Inhalt
Das Libretto von Thomas Morell geht im wesentlichen auf das erste Buch
der Makkabäer aus dem Alten Testament (apokryphe Schriften) zurück
(1. Makk. 2-8). In ihm wird der jüdische Kampf gegen die Herrschaft
der Seleukiden geschildert, die unter Antiochus IV. Epiphanes den Glauben
und den Gottesdienst Israels auszurotten versuchten.
Teil I
Die Israeliten beklagen den Tod ihres Führers Mattatias. Sie bitten Gott,
ihnen einen Nachfolger zu schicken, der sie aus der Unterdrückung befreit
und ihnen die Freiheit wiedergibt. Simon, einer der Söhne des Mattatias
und Hoherpriester, verkündet, Gott habe seinen Bruder Judas Makkabäus
als neuen Heerführer auserkoren. Judas verspricht dem jüdischen Volk
Frieden und Freiheit.
Teil II
Die Israeliten jubeln Judas Makkabäus zu, der die feindlichen Heere aus
Samaria unter Apollonius und aus Syrien unter Seron geschlagen hat. Als ein
Bote berichtet, dass König Antiochus ein ägyptisches Heer unter der
Führung von Gorgias nach Judäa entsandt habe, überfällt
Verzweiflung die Israeliten. Doch Simon und Judas stärken den Siegeswillen
der israelitischen Truppen.
Teil III
Der Tempel von Jerusalem ist zurückerobert und das Fest des Lichtes soll
gefeiert werden. Ein Bote berichtet, wie Judas, der Makkabäer, den Rest
der feindlichen Heere unter Nikanor bei Kapharsalama geschlagen habe. Der Sieger
zieht im Triumph in Jerusalem ein und gedenkt der im Kampf Gefallenen. Von
einer Mission in Rom kehrt der israelitische Gesandte Eupolemus mit einem Vertrag
zurück, der die Unabhängigkeit Judäas garantiert. Die Israeliten
danken Gott und preisen den Sieger, der ihnen die Hoffnung auf Frieden und
Wohlstand zurückgegeben hat.
Händels JUDAS MACCABAEUS
Mit seinem Siegesoratorium JUDAS MACCABAEUS feierte Georg Friedrich
Händel die Bewältigung zweier problematischer Situationen.
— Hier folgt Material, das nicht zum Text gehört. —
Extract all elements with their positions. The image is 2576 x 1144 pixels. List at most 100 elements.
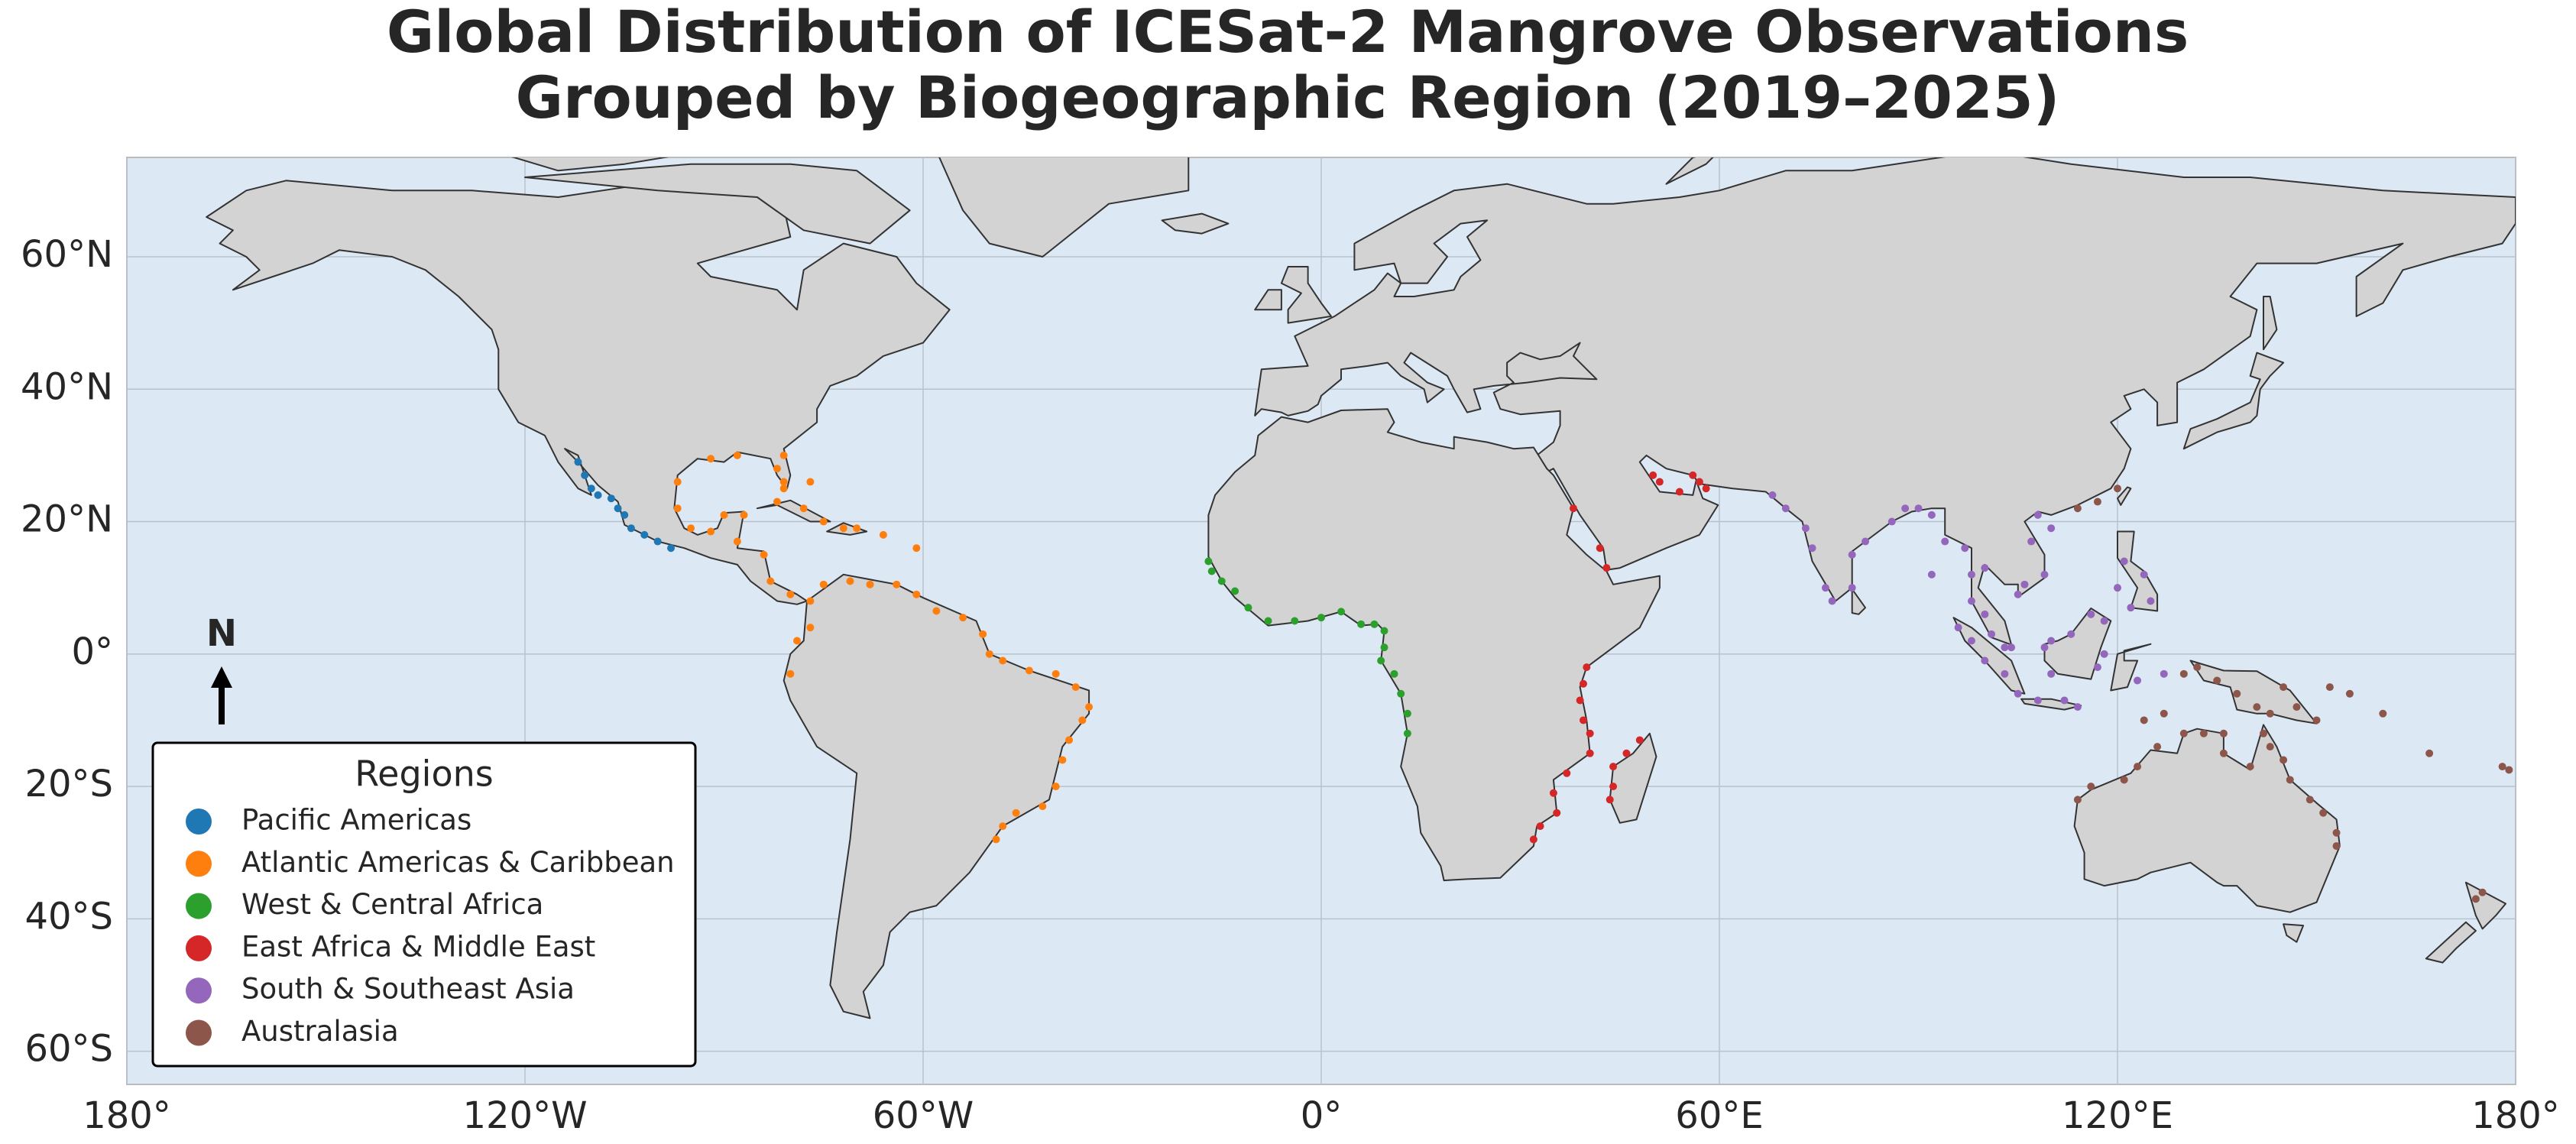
observation-point: [2260, 729, 2268, 737]
y-tick-label: 20°S: [24, 763, 113, 805]
legend-label: West & Central Africa: [241, 888, 543, 921]
observation-point: [1078, 716, 1087, 724]
observation-point: [979, 630, 987, 638]
landmass: [2043, 608, 2112, 680]
landmass: [1609, 732, 1657, 824]
observation-point: [2093, 497, 2101, 506]
observation-point: [2179, 729, 2188, 737]
observation-point: [2325, 683, 2334, 692]
observation-point: [773, 465, 781, 473]
legend-label: Australasia: [241, 1015, 399, 1048]
observation-point: [2001, 669, 2009, 678]
observation-point: [2100, 617, 2108, 625]
landmass: [1207, 408, 1661, 882]
observation-point: [2007, 643, 2016, 652]
y-tick-label: 40°S: [24, 895, 113, 938]
observation-point: [959, 614, 967, 622]
observation-point: [2286, 776, 2294, 784]
observation-point: [574, 458, 582, 466]
north-arrow-head: [211, 666, 232, 688]
observation-point: [1586, 749, 1594, 757]
observation-point: [2020, 580, 2029, 588]
observation-point: [1244, 604, 1252, 612]
observation-point: [1012, 809, 1020, 817]
observation-point: [1927, 570, 1936, 578]
observation-point: [1596, 544, 1604, 553]
observation-point: [2100, 650, 2108, 658]
observation-point: [1781, 504, 1790, 513]
observation-point: [799, 504, 808, 513]
observation-point: [1380, 643, 1388, 652]
observation-point: [2014, 590, 2022, 598]
observation-point: [2027, 537, 2036, 546]
observation-point: [1051, 783, 1060, 791]
landmass: [2110, 643, 2152, 692]
observation-point: [2345, 689, 2354, 698]
observation-point: [2014, 689, 2022, 698]
observation-point: [1927, 510, 1936, 519]
observation-point: [1377, 656, 1385, 665]
observation-point: [621, 510, 629, 519]
legend-label: South & Southeast Asia: [241, 973, 575, 1006]
observation-point: [2134, 763, 2142, 771]
observation-point: [1579, 679, 1587, 688]
observation-point: [1848, 550, 1856, 559]
observation-point: [1941, 537, 1949, 546]
observation-point: [2160, 709, 2168, 718]
observation-point: [806, 597, 815, 605]
landmass: [524, 163, 911, 245]
observation-point: [2280, 756, 2288, 764]
observation-point: [2147, 597, 2155, 605]
observation-point: [779, 484, 788, 493]
observation-point: [2127, 604, 2135, 612]
observation-point: [1981, 610, 1989, 618]
observation-point: [2040, 643, 2049, 652]
observation-point: [766, 577, 775, 585]
observation-point: [1403, 709, 1411, 718]
observation-point: [1981, 656, 1989, 665]
observation-point: [2114, 584, 2121, 592]
observation-point: [912, 590, 921, 598]
y-tick-label: 60°S: [24, 1028, 113, 1071]
observation-point: [2073, 796, 2082, 804]
observation-point: [733, 537, 741, 546]
legend-marker: [186, 977, 212, 1004]
observation-point: [2047, 524, 2056, 533]
legend-box: [151, 741, 697, 1068]
observation-point: [1609, 783, 1618, 791]
landmass: [2263, 296, 2278, 351]
observation-point: [866, 580, 874, 588]
chart-title: Grouped by Biogeographic Region (2019–20…: [516, 63, 2060, 131]
observation-point: [1988, 630, 1996, 638]
observation-point: [806, 478, 815, 486]
observation-point: [760, 550, 768, 559]
observation-point: [2266, 709, 2274, 718]
observation-point: [1337, 608, 1346, 616]
observation-point: [2213, 676, 2221, 685]
landmass: [2283, 923, 2305, 943]
legend-label: Atlantic Americas & Caribbean: [241, 846, 675, 879]
observation-point: [1655, 478, 1664, 486]
ticks: 180° 120°W 60°W 0° 60°E 120°E 180° 60°S 40°S 20°S…: [21, 233, 2560, 1137]
observation-point: [2140, 716, 2148, 724]
observation-point: [640, 530, 649, 539]
observation-point: [1622, 749, 1631, 757]
x-tick-label: 180°: [83, 1094, 171, 1137]
observation-point: [1967, 637, 1975, 645]
observation-point: [1961, 544, 1969, 553]
observation-point: [999, 822, 1007, 831]
observation-point: [1901, 504, 1910, 513]
observation-point: [1039, 802, 1047, 811]
observation-point: [1553, 809, 1561, 817]
observation-point: [1848, 584, 1856, 592]
landmass: [2182, 352, 2285, 450]
observation-point: [1317, 614, 1325, 622]
observation-point: [1862, 537, 1870, 546]
y-tick-label: 40°N: [21, 365, 113, 408]
observation-point: [819, 580, 828, 588]
observation-point: [1914, 504, 1923, 513]
observation-point: [1801, 524, 1810, 533]
observation-point: [2134, 676, 2142, 685]
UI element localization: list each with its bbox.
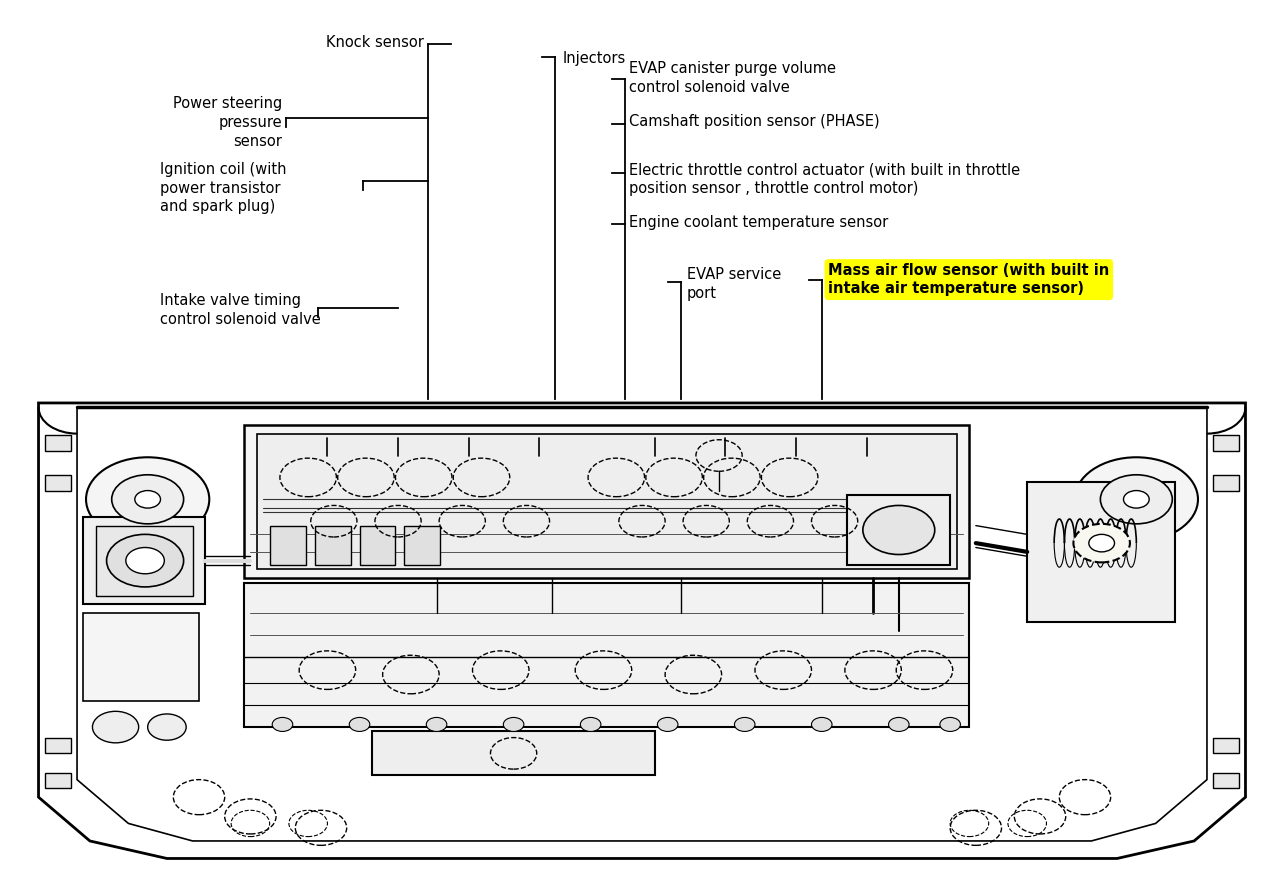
Bar — [1027, 482, 1175, 622]
Text: Power steering
pressure
sensor: Power steering pressure sensor — [173, 96, 282, 149]
Bar — [96, 526, 193, 596]
Circle shape — [135, 491, 160, 508]
Circle shape — [112, 475, 184, 524]
Polygon shape — [39, 403, 1245, 858]
Circle shape — [1073, 524, 1130, 562]
Circle shape — [107, 534, 184, 587]
Circle shape — [1100, 475, 1172, 524]
Circle shape — [940, 717, 960, 731]
Text: Injectors: Injectors — [562, 51, 625, 66]
Text: Electric throttle control actuator (with built in throttle
position sensor , thr: Electric throttle control actuator (with… — [629, 162, 1021, 195]
Circle shape — [92, 711, 139, 743]
Text: Camshaft position sensor (PHASE): Camshaft position sensor (PHASE) — [629, 114, 880, 129]
Bar — [45, 475, 71, 491]
Bar — [1213, 475, 1239, 491]
Polygon shape — [77, 407, 1207, 841]
Circle shape — [734, 717, 755, 731]
Circle shape — [889, 717, 909, 731]
Bar — [83, 613, 199, 701]
Text: EVAP canister purge volume
control solenoid valve: EVAP canister purge volume control solen… — [629, 61, 836, 95]
Circle shape — [86, 457, 209, 541]
Text: Mass air flow sensor (with built in
intake air temperature sensor): Mass air flow sensor (with built in inta… — [828, 263, 1109, 296]
Circle shape — [657, 717, 678, 731]
Text: Ignition coil (with
power transistor
and spark plug): Ignition coil (with power transistor and… — [160, 162, 288, 215]
Bar — [45, 435, 71, 451]
Bar — [847, 495, 950, 565]
Text: Intake valve timing
control solenoid valve: Intake valve timing control solenoid val… — [160, 293, 321, 327]
Circle shape — [503, 717, 524, 731]
Bar — [257, 434, 957, 569]
Bar — [1213, 773, 1239, 788]
Circle shape — [811, 717, 832, 731]
Bar — [83, 517, 205, 604]
Bar — [45, 773, 71, 788]
Circle shape — [272, 717, 293, 731]
Bar — [244, 583, 969, 727]
Circle shape — [148, 714, 186, 740]
Bar — [1213, 738, 1239, 753]
Circle shape — [1075, 457, 1198, 541]
Text: Knock sensor: Knock sensor — [326, 35, 424, 50]
Circle shape — [426, 717, 447, 731]
Circle shape — [126, 548, 164, 574]
Bar — [45, 738, 71, 753]
Bar — [372, 731, 655, 775]
Circle shape — [580, 717, 601, 731]
Circle shape — [1124, 491, 1149, 508]
Bar — [315, 526, 351, 565]
Bar — [404, 526, 440, 565]
Circle shape — [1089, 534, 1115, 552]
Text: Engine coolant temperature sensor: Engine coolant temperature sensor — [629, 215, 889, 230]
Bar — [244, 425, 969, 578]
Circle shape — [863, 505, 935, 555]
Text: EVAP service
port: EVAP service port — [687, 267, 781, 300]
Bar — [360, 526, 395, 565]
Bar — [1213, 435, 1239, 451]
Circle shape — [349, 717, 370, 731]
Bar — [270, 526, 306, 565]
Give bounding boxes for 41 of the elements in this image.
1. Nachdem er sich bereits 1741 endgültig von der italienischen Oper abgewandt
hatte, glaubte er im englischen Oratorium eine künstlerisch wie finanziell
zukunftsträchtige Alternative gefunden zu haben.
2. In der Schlacht von Culloden wurden die Jakobiten am 16.4.1746 geschlagen;
London atmete erleichtert auf, aber Händel wartete noch zwölf Wochen
mit der Komposition seines Siegesoratoriums.
„Ouverture Oratorio Judah Maccabeus. angefangen den 9 July 1746. od. den
8 dieses" schrieb er auf die erste Seite des Autographs, und am Ende der
letzten steht „S.D.G. Fine dell’Oratorio G.F.H. Agost. 11. 1746.
völlig geendet."
Auf Empfehlung des Prince of Wales hatte Händel sich an den Geistlichen
Thomas Morell mit der Bitte um ein passendes Libretto gewandt. Fast ein viertel
Jahrhundert später gab dieser in seinen Memoiren eine lebendigen Bericht
von der Zusammenarbeit mit Händel:
„Nach zwei oder drei Tagen brachte ich ihm den ersten Akt von JUDAS MACCABAEUS,
der seine Zustimmung fand. ‚Gut‘, sagte er ‚und wie wollen
Sie fortfahren?‘ ‚Nun, wir müssen uns einen Kampf vorstellen,
den die Israeliten gewonnen haben, und so beginnen wir mit einem Chor wie Fallen
is the Foe oder so ähnlich.‘ ‚Nein, ich will es so haben‘,
und er begann, das Thema auf dem Cembalo zu spielen, wie es jetzt dasteht. ‚Nun,
machen sie weiter‘. ‚Ich werde Ihnen morgen mehr bringen‘ ‚Nein,
jetzt sofort.‘ So fall thy Foes, O Lord ‚Das wird gehen‘, und
sogleich führte er die Komposition fort, wie wir sie in jenem wunderbaren
Chor vor uns haben.
N.B. Der Plan von JUDAS MACCABAEUS war als Huldigung für den Duke of Cumberland
bei seiner siegreichen Heimkehr aus Schottland entworfen."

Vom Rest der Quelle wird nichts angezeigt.